Machine Learning Transition Temperatures from 2D Structure

A priori knowledge of melting and boiling could expedite the discovery of pharmaceutical, energetic, and energy harvesting materials. The tools of data science are becoming increasingly important for exploring chemical datasets and predicting material properties. A fundamental part of data-driven modeling is molecular featurization.
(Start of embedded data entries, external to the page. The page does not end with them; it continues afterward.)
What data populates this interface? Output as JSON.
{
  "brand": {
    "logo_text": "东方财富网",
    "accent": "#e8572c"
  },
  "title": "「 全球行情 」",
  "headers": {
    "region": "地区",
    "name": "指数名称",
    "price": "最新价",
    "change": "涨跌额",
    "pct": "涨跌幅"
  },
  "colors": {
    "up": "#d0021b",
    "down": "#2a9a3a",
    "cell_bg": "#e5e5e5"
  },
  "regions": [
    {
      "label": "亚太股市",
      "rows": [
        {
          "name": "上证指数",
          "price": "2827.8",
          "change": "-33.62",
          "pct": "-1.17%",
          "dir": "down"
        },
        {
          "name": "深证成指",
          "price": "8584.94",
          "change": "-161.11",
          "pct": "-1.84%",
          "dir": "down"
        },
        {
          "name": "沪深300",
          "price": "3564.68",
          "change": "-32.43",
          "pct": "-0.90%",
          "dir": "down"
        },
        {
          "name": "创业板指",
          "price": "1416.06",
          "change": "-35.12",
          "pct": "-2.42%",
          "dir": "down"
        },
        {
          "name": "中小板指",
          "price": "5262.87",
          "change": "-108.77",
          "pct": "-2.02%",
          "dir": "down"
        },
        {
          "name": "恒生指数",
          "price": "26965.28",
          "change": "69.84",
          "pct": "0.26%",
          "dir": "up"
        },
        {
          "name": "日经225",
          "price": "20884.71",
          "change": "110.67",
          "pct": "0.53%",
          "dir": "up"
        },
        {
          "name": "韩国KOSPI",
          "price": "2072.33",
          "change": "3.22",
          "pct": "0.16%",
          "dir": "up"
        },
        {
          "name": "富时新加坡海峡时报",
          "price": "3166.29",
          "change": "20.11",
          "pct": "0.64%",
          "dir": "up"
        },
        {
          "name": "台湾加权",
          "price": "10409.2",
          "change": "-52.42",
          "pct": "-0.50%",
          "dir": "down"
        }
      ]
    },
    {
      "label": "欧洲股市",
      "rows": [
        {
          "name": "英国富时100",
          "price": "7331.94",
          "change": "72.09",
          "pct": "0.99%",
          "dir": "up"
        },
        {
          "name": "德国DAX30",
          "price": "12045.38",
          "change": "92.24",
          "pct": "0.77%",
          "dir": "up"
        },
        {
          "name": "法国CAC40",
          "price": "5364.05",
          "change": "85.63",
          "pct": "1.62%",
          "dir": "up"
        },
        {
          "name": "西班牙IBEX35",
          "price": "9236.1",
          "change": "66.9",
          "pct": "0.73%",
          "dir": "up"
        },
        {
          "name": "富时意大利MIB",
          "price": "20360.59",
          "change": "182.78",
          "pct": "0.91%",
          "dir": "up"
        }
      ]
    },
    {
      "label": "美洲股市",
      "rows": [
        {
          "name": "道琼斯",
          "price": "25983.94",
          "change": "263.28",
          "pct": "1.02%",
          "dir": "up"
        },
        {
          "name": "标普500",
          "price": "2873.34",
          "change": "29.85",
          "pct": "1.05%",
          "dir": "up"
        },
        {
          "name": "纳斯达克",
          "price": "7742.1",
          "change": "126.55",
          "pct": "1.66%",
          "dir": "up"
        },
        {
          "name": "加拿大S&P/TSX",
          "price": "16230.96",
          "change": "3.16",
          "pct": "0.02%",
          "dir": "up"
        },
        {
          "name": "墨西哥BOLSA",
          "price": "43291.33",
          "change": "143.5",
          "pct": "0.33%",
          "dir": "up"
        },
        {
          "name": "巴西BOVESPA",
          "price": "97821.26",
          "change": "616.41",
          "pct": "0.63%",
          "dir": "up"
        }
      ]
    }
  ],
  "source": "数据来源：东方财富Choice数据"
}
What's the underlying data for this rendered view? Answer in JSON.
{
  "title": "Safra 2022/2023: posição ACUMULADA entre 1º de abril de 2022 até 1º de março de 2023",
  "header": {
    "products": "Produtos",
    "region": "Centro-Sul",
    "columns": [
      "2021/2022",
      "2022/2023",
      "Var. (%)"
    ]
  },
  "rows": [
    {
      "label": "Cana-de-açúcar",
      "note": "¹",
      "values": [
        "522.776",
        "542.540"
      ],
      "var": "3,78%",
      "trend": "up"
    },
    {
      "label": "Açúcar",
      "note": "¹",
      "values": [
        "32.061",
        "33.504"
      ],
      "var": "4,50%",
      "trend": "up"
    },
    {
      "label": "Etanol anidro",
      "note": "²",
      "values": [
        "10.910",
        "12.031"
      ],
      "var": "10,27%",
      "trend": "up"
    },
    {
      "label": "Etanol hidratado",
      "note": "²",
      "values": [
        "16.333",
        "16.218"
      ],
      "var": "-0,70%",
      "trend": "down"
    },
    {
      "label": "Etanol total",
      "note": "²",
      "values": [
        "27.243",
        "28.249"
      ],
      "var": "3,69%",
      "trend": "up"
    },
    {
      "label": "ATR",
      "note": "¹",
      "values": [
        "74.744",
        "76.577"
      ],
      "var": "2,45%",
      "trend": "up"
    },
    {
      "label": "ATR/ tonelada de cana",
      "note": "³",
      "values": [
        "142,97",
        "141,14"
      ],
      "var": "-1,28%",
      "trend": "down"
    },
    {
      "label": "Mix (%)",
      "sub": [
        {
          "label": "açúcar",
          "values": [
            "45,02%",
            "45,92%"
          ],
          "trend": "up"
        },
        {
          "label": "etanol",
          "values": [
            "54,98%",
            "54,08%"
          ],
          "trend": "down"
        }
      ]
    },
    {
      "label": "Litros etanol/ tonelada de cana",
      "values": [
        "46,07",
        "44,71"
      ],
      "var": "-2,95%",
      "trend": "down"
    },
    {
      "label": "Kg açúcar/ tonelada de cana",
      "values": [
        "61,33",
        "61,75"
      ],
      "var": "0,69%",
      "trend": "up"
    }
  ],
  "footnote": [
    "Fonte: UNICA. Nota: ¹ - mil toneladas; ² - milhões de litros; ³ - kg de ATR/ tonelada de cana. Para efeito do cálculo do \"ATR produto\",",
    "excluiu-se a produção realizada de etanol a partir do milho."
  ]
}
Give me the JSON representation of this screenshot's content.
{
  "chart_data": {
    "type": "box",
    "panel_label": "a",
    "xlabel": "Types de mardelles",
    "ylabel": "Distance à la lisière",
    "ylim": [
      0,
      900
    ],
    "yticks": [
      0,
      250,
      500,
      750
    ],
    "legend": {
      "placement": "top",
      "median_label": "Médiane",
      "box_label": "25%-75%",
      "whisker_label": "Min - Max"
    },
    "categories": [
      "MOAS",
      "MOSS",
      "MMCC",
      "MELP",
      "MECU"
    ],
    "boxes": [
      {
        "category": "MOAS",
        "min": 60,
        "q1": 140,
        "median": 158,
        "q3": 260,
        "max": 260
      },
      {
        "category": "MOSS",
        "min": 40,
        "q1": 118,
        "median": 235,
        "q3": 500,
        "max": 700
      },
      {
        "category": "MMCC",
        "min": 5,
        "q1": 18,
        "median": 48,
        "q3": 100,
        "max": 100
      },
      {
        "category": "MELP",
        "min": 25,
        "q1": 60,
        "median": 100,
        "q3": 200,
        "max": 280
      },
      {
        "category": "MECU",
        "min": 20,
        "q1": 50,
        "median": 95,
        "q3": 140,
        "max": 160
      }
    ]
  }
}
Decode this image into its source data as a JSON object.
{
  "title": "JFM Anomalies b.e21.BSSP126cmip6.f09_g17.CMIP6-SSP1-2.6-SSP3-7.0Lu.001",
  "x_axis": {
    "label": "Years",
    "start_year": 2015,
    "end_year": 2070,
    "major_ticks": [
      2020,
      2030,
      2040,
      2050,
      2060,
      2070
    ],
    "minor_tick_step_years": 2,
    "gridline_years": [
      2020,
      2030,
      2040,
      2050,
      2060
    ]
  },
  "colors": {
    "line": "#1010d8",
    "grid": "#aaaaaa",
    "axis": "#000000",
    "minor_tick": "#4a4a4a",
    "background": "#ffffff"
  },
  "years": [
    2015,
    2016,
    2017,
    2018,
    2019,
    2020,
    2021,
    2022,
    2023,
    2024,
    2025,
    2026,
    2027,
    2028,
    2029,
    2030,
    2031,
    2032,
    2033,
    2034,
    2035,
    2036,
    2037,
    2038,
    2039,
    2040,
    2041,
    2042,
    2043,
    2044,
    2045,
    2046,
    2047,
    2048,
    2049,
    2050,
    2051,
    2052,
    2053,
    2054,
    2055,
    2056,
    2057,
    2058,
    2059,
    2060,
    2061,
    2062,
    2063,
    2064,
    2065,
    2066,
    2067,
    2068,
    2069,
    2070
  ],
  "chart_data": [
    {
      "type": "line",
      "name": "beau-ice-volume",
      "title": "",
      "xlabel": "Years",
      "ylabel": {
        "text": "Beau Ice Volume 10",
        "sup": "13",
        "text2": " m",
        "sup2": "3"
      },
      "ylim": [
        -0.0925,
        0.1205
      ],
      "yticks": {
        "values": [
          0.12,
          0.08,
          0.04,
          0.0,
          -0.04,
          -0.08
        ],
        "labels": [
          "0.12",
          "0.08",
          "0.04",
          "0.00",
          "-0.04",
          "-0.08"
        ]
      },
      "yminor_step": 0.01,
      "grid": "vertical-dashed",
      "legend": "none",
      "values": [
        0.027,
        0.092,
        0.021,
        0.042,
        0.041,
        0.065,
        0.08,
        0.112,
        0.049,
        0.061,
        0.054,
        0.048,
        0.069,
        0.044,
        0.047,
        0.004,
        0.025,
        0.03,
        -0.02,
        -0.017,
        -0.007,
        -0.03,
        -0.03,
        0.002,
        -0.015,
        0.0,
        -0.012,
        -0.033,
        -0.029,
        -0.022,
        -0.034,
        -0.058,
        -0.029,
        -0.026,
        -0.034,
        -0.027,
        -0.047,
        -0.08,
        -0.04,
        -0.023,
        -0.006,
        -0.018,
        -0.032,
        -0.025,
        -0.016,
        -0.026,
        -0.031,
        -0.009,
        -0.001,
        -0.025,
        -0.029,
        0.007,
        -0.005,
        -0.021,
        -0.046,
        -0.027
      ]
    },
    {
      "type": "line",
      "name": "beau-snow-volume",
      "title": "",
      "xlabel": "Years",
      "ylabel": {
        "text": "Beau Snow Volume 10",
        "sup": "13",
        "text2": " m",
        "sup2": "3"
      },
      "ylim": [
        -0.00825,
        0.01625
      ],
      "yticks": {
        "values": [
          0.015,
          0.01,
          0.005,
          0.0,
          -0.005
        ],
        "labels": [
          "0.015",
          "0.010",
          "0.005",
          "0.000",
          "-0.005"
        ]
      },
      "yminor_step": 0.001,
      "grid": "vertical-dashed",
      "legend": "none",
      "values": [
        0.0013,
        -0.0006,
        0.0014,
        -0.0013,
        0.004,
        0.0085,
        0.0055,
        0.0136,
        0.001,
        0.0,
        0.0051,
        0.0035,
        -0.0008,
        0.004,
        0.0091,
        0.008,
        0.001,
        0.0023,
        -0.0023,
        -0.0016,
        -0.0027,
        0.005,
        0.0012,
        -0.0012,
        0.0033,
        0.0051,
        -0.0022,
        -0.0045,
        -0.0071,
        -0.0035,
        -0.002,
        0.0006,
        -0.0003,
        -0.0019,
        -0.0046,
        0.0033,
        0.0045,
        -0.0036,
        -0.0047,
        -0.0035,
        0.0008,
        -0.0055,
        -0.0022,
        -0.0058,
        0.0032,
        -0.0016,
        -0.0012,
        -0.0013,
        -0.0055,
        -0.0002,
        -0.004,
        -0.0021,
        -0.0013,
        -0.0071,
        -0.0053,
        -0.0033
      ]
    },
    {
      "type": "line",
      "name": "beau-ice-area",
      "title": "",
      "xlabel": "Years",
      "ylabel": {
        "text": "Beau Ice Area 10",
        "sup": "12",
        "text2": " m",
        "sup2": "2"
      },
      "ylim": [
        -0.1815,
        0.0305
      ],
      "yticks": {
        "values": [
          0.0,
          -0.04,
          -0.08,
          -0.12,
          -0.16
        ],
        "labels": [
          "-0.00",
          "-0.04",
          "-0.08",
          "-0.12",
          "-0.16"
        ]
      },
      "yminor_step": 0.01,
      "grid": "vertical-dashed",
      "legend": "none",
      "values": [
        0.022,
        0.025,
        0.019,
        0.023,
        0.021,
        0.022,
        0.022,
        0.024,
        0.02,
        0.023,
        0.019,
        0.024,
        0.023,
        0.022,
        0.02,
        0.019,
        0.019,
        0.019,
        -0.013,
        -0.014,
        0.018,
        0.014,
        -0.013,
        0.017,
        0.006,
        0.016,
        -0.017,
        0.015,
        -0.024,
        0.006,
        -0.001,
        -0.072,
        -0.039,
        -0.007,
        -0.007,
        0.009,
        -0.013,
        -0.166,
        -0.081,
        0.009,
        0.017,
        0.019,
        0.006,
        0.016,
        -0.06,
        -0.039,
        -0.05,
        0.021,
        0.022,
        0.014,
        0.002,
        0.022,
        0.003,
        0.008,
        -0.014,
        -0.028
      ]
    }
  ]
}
Herein, we propose a molecular representation with group-constitutive and geometrical descriptors that map to enthalpy and entropy--two thermodynamic quantities that drive thermal phase transitions. The descriptors are inspired by the linear regression-based quantitative structure-property relationship of Yalkowsky and coworkers known as the Unified Physicochemical Property Estimation Relationships (UPPER). Combined with nonlinear machine learning (specifically, eXtreme Gradient Boosting or XGBoost), these concise and easy-to-compute descriptors provide an appealing framework for predicting transition enthalpies, entropies, and temperatures in a diverse chemical space. An application to energetic materials shows that UPPER plus XGBoost is predictive, despite a relatively modest energetics reference dataset. We also report results on public datasets of melting points (i.e., OCHEM, Enamine, Bradley, and Bergstrom). The newly proposed representation is determined purely from SMILES string, thus showing promise toward fast and accurate screening of thermodynamic properties.